Il est vrai que le positionnement des « chatbots » parmi les catégories de solutions proches du « plateau de productivité », donc quasiment prêtes à l'industrialisation, n'est pas particulièrement surprenant, d'autant plus que les analystes soulignent la grande diversité de contextes dans lesquels ils sont exploités, avec des niveaux de complexité variables, bien que les implémentations les plus fréquentes interviennent dans les départements de support, en interne et en externe, ou de ressources humaines.
Présentés comme une des principales sources de projets mettant en œuvre l'intelligence artificielle, celle-ci concerne avant tout le traitement du langage. Leur contribution à la transformation des relations entre humain et machine a le vent en poupe, notamment dans les applications mobiles, où l'approche imposant à l'utilisateur d'apprendre l'interface laisse place au « chatbot » qui s'adapte à son interlocuteur. Enfin, leur progression est favorisée par une programmation de plus en plus accessible aux non informaticiens.
Dans un registre plus technique, Gartner place dans la même zone de son échelle, à court terme, l'adoption de l'infonuagique public, ce qui me laisse plutôt perplexe. Les arguments invoqués de flexibilité et d'efficacité sont indiscutables et l'impact potentiel sur les coûts d'infrastructure devrait être un puissant facteur de séduction. Pourtant, les réticences persistantes, motivées entre autres par des craintes pour la sécurité, ne laissent guère entrevoir d'évolution majeure au-delà de l'usage marginal actuel.

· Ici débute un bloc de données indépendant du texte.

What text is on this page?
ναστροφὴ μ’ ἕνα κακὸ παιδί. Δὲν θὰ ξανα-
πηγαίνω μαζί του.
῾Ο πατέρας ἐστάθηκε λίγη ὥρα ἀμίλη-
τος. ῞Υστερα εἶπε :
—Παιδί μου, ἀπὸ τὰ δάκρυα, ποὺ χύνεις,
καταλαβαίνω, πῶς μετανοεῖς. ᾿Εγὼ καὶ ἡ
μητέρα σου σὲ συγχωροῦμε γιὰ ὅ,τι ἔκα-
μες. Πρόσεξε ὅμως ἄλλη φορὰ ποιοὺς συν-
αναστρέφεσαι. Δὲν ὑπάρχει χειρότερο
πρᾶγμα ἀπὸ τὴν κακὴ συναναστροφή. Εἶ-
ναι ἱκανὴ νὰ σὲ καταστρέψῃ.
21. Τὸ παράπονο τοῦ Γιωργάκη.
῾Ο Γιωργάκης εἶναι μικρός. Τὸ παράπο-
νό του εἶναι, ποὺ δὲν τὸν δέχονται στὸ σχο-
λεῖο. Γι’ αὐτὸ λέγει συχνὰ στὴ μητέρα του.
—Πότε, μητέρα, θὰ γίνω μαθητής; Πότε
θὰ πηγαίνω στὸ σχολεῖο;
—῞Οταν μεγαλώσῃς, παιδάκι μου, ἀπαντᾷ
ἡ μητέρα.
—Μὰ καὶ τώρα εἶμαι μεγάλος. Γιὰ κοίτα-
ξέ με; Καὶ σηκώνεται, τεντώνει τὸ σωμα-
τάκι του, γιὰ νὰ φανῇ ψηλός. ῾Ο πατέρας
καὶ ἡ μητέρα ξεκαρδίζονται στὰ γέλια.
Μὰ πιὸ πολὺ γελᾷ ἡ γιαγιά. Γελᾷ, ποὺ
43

Puis vient le concept de « banque en services » (« BaaS »). Celui-ci occupe très justement le sommet du « pic des attentes excessives » : omniprésent dans les plans stratégiques, il répond à une double préoccupation de recherche de relais de croissance dans des marchés saturés (où, de surcroît, une nouvelle concurrence émerge) et de rebond sur les opportunités offertes par l'ouverture des données, jusqu'à maintenant abordée (presque) exclusivement par l'angle de la contrainte réglementaire.

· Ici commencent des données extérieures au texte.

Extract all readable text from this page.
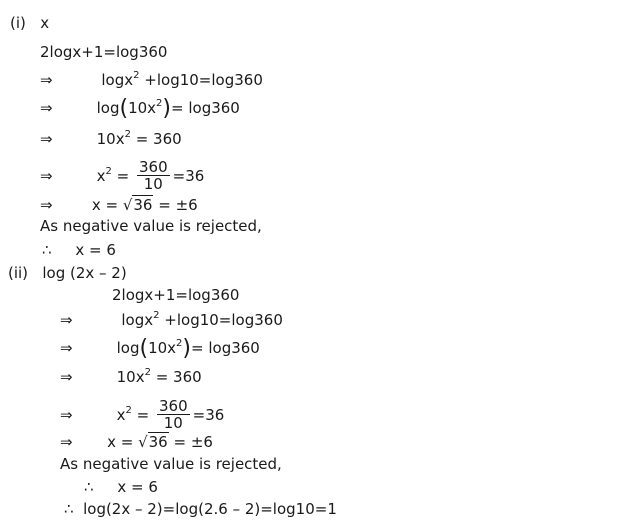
(i) x
2logx+1=log360
⇒	logx$^2$ +log10=log360
⇒	$\log(10x^2)= \log 360$
⇒	$10x^2 = 360$
⇒	$x^2 = \frac{360}{10} =36$
⇒	x = √36 = ±6
As negative value is rejected,
∴ x = 6
(ii) log (2x – 2)
2logx+1=log360
⇒	logx$^2$ +log10=log360
⇒	$\log(10x^2)= \log 360$
⇒	$10x^2 = 360$
⇒	$x^2 = \frac{360}{10} =36$
⇒ x = √36 = ±6
As negative value is rejected,
∴ x = 6
∴ log(2x – 2)=log(2.6 – 2)=log10=1
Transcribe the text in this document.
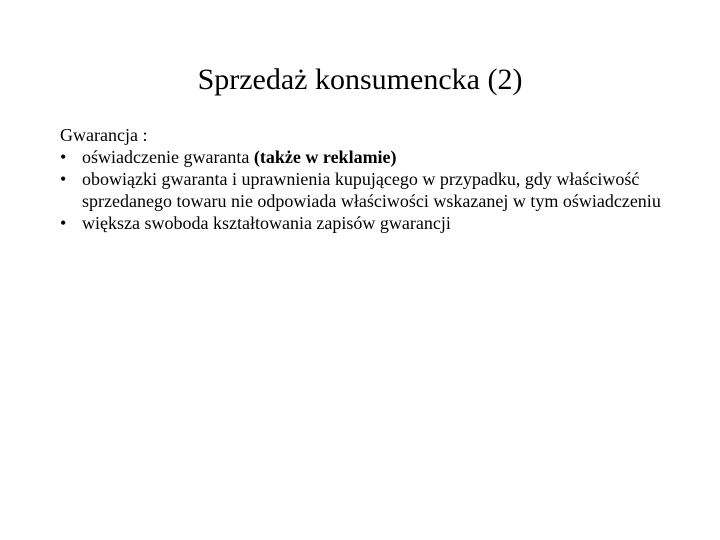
Sprzedaż konsumencka (2)
Gwarancja :
• oświadczenie gwaranta (także w reklamie)
• obowiązki gwaranta i uprawnienia kupującego w przypadku, gdy właściwość sprzedanego towaru nie odpowiada właściwości wskazanej w tym oświadczeniu
• większa swoboda kształtowania zapisów gwarancji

Dans une brutale accélération vers la généralisation, Gartner affirme que 30% des institutions financières (de taille respectable) engageront des initiatives en la matière d'ici à la fin de 2024… tout en estimant que la moitié d'entre elles ne parviendront pas à en tirer les revenus supplémentaires espérés. En l'occurrence, l'obsession des responsables pour l'identification des modèles d'affaires possibles et la quantification du retour sur investissement associé me semble hélas plus propice à la temporisation.
En effet, l'emballement universel qui entoure le sujet masque mal l'impréparation des banques à un chantier d'une ampleur considérable. Il ne peut « simplement » être question de proposer les services existants sous forme d'API, ce qui, incidemment, entraîne déjà souvent des difficultés insondables. Il faut également comprendre à qui ces offres s'adressent, mettre en place des dispositifs contractuels inédits, créer des parcours client spécifiques… en un mot, concevoir et déployer un métier totalement nouveau.
Imaginer que l'ensemble de ces transformations surviendra sous deux ans paraît d'autant plus illusoire que, outre l'inertie et la prudence traditionnelles du secteur, d'autres impératifs mobilisent les énergies, dont certains (la rénovation des cœurs de système, par exemple) constituent un préalable indispensable. Dans l'intervalle, il faut s'attendre à une accumulation d'échecs… dont la conséquence sera de décourager les acteurs moins audacieux et de retarder encore la transition vers la banque vraiment « digitale ».